Ed. Companhia das Letras – 2001/2001/2022

 

“Certamente, nosso feiticeiro sabe o que está fazendo. Ou, pelo menos, toda a tribo assim acredita.”

 

“Nós sabemos que nosso destino está nas mãos de nosso feiticeiro; apenas ele pode decifrar a linguagem dos deuses escrita nos céus. Vida longa ao nosso feiticeiro!”

 

(...) a crença religiosa na imortalidade da alma serve de antídoto à inevitabilidade da morte.

 

[Do épico babilônio de Gilgamesh, datado de mais de 4 mil anos:]

 

“Eu trouxe minha família e objetos domésticos,

O gado dos campos, as bgestas selvagens dos campos,

Artesãos, todos eles eu trouxe para a arca [...]

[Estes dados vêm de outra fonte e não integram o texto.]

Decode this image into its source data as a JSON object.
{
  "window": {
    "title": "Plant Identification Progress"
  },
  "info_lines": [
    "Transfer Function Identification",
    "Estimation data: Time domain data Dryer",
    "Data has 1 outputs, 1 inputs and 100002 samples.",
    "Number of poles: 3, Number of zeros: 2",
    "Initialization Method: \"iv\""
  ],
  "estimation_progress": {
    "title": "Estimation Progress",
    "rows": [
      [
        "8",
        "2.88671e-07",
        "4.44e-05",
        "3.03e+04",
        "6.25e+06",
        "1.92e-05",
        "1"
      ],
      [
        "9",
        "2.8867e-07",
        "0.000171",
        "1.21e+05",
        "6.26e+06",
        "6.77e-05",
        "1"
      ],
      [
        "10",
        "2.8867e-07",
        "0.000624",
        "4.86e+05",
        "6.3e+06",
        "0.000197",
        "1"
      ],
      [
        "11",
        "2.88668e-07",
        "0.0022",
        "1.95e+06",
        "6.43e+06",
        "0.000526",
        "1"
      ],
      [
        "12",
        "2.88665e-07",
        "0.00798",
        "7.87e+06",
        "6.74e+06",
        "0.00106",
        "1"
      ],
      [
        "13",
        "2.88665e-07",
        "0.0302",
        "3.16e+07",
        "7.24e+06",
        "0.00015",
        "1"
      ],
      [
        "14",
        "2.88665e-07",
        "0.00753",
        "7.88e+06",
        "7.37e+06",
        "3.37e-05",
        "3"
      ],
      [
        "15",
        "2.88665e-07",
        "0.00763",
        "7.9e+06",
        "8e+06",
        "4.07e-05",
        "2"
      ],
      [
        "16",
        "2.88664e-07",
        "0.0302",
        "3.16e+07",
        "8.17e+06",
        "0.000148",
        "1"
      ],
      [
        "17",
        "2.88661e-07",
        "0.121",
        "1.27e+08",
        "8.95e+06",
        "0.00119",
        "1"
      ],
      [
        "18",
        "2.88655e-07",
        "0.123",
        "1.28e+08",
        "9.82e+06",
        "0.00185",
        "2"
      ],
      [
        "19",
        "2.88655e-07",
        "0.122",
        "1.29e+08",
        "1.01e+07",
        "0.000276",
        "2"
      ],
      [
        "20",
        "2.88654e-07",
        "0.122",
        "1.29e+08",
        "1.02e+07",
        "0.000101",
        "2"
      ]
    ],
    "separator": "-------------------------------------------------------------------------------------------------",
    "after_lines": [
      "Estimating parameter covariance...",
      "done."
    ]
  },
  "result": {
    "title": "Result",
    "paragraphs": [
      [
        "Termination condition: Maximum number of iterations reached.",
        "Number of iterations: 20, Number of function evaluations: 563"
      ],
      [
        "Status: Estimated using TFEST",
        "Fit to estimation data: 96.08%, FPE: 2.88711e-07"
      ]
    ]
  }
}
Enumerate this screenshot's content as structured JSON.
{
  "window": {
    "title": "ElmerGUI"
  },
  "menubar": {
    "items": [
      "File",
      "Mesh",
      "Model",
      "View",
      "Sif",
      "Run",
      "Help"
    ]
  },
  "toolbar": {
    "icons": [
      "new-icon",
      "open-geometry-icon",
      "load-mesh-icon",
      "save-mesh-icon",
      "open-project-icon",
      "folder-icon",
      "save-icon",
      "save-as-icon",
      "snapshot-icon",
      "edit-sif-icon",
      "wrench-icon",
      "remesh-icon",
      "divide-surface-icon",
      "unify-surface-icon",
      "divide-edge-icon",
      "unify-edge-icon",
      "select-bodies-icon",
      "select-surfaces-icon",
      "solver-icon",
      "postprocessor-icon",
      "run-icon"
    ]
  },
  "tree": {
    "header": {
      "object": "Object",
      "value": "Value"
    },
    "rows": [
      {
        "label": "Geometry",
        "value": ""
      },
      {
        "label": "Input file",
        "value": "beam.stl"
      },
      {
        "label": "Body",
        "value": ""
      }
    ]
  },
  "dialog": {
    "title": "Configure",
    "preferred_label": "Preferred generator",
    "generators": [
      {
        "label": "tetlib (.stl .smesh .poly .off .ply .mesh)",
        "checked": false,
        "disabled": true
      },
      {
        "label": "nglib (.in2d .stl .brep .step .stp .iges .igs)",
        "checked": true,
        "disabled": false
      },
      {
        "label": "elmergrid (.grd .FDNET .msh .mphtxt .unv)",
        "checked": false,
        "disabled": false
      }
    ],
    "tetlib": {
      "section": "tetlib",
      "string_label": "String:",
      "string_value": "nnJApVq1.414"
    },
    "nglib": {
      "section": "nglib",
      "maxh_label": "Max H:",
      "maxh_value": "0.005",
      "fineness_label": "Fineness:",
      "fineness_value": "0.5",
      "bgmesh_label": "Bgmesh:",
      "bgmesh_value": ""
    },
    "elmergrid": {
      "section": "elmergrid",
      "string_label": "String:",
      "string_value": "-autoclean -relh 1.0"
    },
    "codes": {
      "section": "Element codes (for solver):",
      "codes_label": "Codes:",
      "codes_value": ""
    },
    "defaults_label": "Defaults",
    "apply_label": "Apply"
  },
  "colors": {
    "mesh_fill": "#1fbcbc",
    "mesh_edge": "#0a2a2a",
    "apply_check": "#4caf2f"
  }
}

E veio do horizonte uma nuvem negra.

E Adad relampejou dentro dela [...]

A luz virou trevas [...] A água subiu pelas montanhas [...]

E toda a h humanidade transformou-se em barro [...]

Eu olhei para o mundo, e só vi o mar.”

 

“Gilgamesh, onde vais com tanta pressa?

A imortalidade que procuras não irás encontrar.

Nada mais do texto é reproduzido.